Think Before You Drink
This summer, HealthCorps coordinator Tenaj Ferguson is blogging about her experience at Camp Pennbrook. You can read her first post here & her second post here.
One of HealthCorps’ most popular lessons continues to be “Think Before You Drink.” And no, we are not quite talking about alcoholic beverages, but rather the sugar in our beverages!
The girls at Camp Pennbrook already know about being a critical consumer — this is being an aware, informed and choosy buyer regarding our food and drinks. Students often have a love-hate relationship with this lesson because it reveals the truth about their favorite sweet tea drinks, sports drinks, energy drinks, juices, diet drinks and even flavored waters!
Who would have suspected that beverages could contribute to being overweight. It’s just a liquid, right? Wrong.
This lesson heightened student concern and urgency to improve beverage choices. The girls at Camp Pennbrook were taught how to visualize grams of sugar in their drinks by converting the grams to teaspoons. This conversion is important as we quickly found out little to no one knew what one gram (or 44 grams of sugar!) looked like. By converting the grams to teaspoons, the students and I were able to see the sugar as a more tangible unit of measurement. The girls were shocked to actually see how much sugar was actually in their drinks.
One soda had seventeen teaspoons of sugar and another soft drink had eleven teaspoons of sugar. The girls were hit with the sugar shock factor! Seeing their faces, I knew that they would remember to check the nutrition label on their drinks in the future.
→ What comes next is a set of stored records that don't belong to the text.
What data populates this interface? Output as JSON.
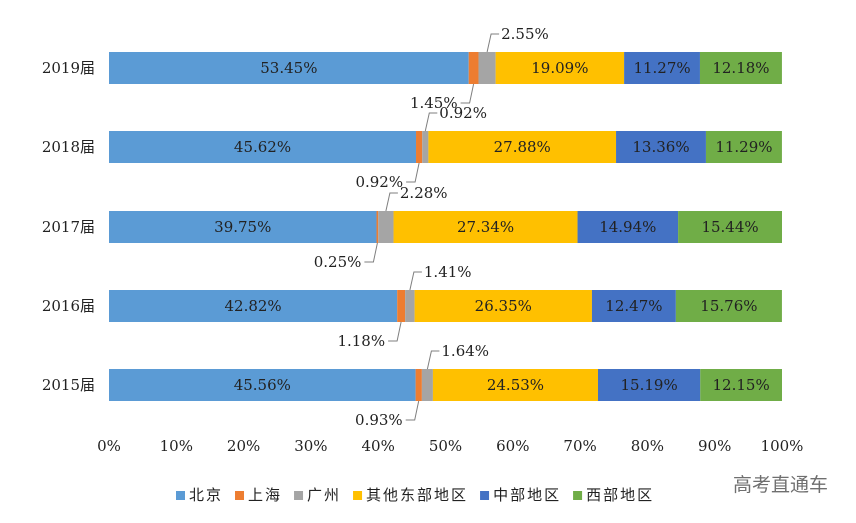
{
  "chart_data": {
    "type": "bar",
    "orientation": "horizontal",
    "stacked": true,
    "categories": [
      "2019届",
      "2018届",
      "2017届",
      "2016届",
      "2015届"
    ],
    "series": [
      {
        "name": "北京",
        "color": "#5b9bd5",
        "values": [
          53.45,
          45.62,
          39.75,
          42.82,
          45.56
        ],
        "labels": [
          "53.45%",
          "45.62%",
          "39.75%",
          "42.82%",
          "45.56%"
        ]
      },
      {
        "name": "上海",
        "color": "#ed7d31",
        "values": [
          1.45,
          0.92,
          0.25,
          1.18,
          0.93
        ],
        "labels": [
          "1.45%",
          "0.92%",
          "0.25%",
          "1.18%",
          "0.93%"
        ]
      },
      {
        "name": "广州",
        "color": "#a5a5a5",
        "values": [
          2.55,
          0.92,
          2.28,
          1.41,
          1.64
        ],
        "labels": [
          "2.55%",
          "0.92%",
          "2.28%",
          "1.41%",
          "1.64%"
        ]
      },
      {
        "name": "其他东部地区",
        "color": "#ffc000",
        "values": [
          19.09,
          27.88,
          27.34,
          26.35,
          24.53
        ],
        "labels": [
          "19.09%",
          "27.88%",
          "27.34%",
          "26.35%",
          "24.53%"
        ]
      },
      {
        "name": "中部地区",
        "color": "#4472c4",
        "values": [
          11.27,
          13.36,
          14.94,
          12.47,
          15.19
        ],
        "labels": [
          "11.27%",
          "13.36%",
          "14.94%",
          "12.47%",
          "15.19%"
        ]
      },
      {
        "name": "西部地区",
        "color": "#70ad47",
        "values": [
          12.18,
          11.29,
          15.44,
          15.76,
          12.15
        ],
        "labels": [
          "12.18%",
          "11.29%",
          "15.44%",
          "15.76%",
          "12.15%"
        ]
      }
    ],
    "xlim": [
      0,
      100
    ],
    "x_ticks": [
      "0%",
      "10%",
      "20%",
      "30%",
      "40%",
      "50%",
      "60%",
      "70%",
      "80%",
      "90%",
      "100%"
    ],
    "legend": "bottom",
    "grid": false
  },
  "watermark": "高考直通车"
}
While the girls did not sign up for math class this summer, they were sure doing lots of math, such as converting grams to teaspoons and looking at serving size and the amount per container. They also looked at servings per container, as it is sometimes represented. When we talked about sugar in our drinks, we noticed that most drinks were packaged in bottles or containers with more than one serving. Simultaneously, we also pointed out that when we are given more, we typically drink more.
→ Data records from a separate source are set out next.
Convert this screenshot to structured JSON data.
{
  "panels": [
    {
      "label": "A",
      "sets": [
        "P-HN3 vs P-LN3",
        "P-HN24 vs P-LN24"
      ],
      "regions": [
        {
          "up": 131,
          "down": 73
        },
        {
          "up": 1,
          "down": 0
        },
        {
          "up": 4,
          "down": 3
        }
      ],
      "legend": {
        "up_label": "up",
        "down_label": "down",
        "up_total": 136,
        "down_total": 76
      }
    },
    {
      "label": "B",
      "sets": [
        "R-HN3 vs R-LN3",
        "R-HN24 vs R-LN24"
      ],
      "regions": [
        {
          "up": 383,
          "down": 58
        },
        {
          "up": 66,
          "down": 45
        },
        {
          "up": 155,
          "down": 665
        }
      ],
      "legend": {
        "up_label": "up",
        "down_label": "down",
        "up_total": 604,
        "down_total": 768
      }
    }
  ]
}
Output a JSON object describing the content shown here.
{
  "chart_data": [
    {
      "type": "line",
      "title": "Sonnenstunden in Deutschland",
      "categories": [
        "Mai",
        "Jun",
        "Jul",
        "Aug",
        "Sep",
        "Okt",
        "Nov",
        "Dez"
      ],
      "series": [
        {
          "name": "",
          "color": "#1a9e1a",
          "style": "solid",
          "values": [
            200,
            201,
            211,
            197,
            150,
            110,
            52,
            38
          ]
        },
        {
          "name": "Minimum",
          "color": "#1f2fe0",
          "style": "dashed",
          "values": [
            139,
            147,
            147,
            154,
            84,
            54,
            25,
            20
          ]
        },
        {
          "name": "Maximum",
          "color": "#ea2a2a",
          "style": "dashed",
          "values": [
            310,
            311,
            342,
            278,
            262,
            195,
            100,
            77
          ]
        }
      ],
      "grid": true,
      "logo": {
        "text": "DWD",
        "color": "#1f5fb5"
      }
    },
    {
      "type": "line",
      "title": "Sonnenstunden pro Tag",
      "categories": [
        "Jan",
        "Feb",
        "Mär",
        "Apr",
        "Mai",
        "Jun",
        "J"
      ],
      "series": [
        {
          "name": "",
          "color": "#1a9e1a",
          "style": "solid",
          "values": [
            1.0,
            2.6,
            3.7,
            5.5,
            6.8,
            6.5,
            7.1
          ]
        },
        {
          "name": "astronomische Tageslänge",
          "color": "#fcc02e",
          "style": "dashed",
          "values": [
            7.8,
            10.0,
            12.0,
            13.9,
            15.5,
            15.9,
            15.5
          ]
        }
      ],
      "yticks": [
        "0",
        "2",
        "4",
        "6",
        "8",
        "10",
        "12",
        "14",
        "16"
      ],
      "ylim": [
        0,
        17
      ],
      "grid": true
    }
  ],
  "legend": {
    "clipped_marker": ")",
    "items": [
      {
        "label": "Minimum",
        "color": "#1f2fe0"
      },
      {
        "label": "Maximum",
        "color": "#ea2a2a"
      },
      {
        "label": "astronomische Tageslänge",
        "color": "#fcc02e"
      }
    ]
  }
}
The girls said they could each drink a 20 fl oz bottle of soda on their own, which contains 2.5 servings. They also shared that they drink the whole can of sweet tea, which has 3 servings in the container, and they can even guzzle the 4 servings per container sized sports drink. The girls had great questions, such as “why would people put more servings in the bottle if they know it’s unhealthy for us?”
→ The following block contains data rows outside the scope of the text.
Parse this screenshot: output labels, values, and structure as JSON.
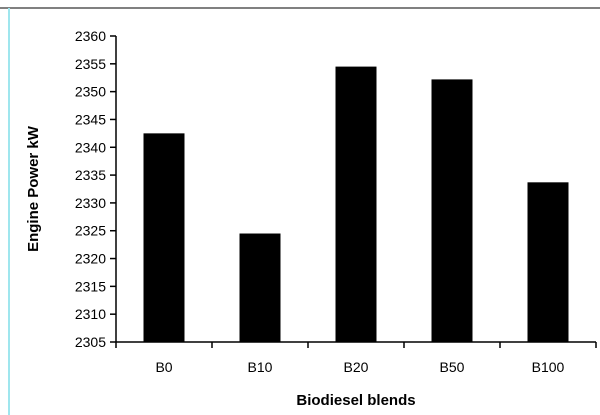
{
  "chart_data": {
    "type": "bar",
    "title": "",
    "xlabel": "Biodiesel blends",
    "ylabel": "Engine Power kW",
    "categories": [
      "B0",
      "B10",
      "B20",
      "B50",
      "B100"
    ],
    "values": [
      2342.5,
      2324.5,
      2354.5,
      2352.2,
      2333.7
    ],
    "ylim": [
      2305,
      2360
    ],
    "yticks": [
      2305,
      2310,
      2315,
      2320,
      2325,
      2330,
      2335,
      2340,
      2345,
      2350,
      2355,
      2360
    ],
    "grid": false,
    "legend": "none",
    "colors": {
      "bar": "#000000",
      "axis": "#000000",
      "background": "#ffffff"
    }
  }
}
I loved the direction of this question because I knew the girls were starting to think about who has the power to make our food choices. As with most things, we want to find out who is the “culprit.” While the food industry and food marketing industry have a large role in our seemingly out of whack sense of portions for food and drink, we have to remember that we are ultimately empowered to be a critical consumer and to equip ourselves with knowledge to make the smartest health decisions. We have the power to choose water over soft drinks because it is better for us and we are also empowered to reduce our consumption of sugar-sweetened beverages.
I left the girls with a few quick tips and reminders to consider!
I’ll also share them with you:
- As often as possible, choose water.
- There is no substitute for pure water.
- Diet sodas and diet drinks can be helpful in reducing calories and sugar, but beware of frequent consumption of diet drinks and artificial sweeteners, as they come with increased long-term health risks (Alzheimer’s and cancers).
- Make water festive by infusing fruit in pieces or slices. The flavor will be great and the water will be more refreshing.
- Sports drinks are often misused and abused. They have a purpose and it is to replenish electrolytes and to rehydrate the body. An hour of Zumba or jogging warrants water — not necessarily a sport drink.
- A great natural option instead of a sports drink is nature’s own rehydrater — coconut water. This contains all the electrolytes one needs to replenish and repair.
- Energy drinks are harmful! Beware of what you are putting in your body (can’t resist these drink? Then remember that Taurine, a popular ingredient in energy drinks was first taken from the bile of a bull). Need I say more?
- 4g equals 1 teaspoon
- ¾ cup of 100% fruit juice counts as a serving of fruit juice.
- Be a critical consumer. Evaluate the nutrition label and be sure to read the ingredients list for drinks.
- Extra sugar that the body doesn’t use is stored as FAT.
- Sugar is a serious matter! Excess sugar can cause obesity, as well as diabetes.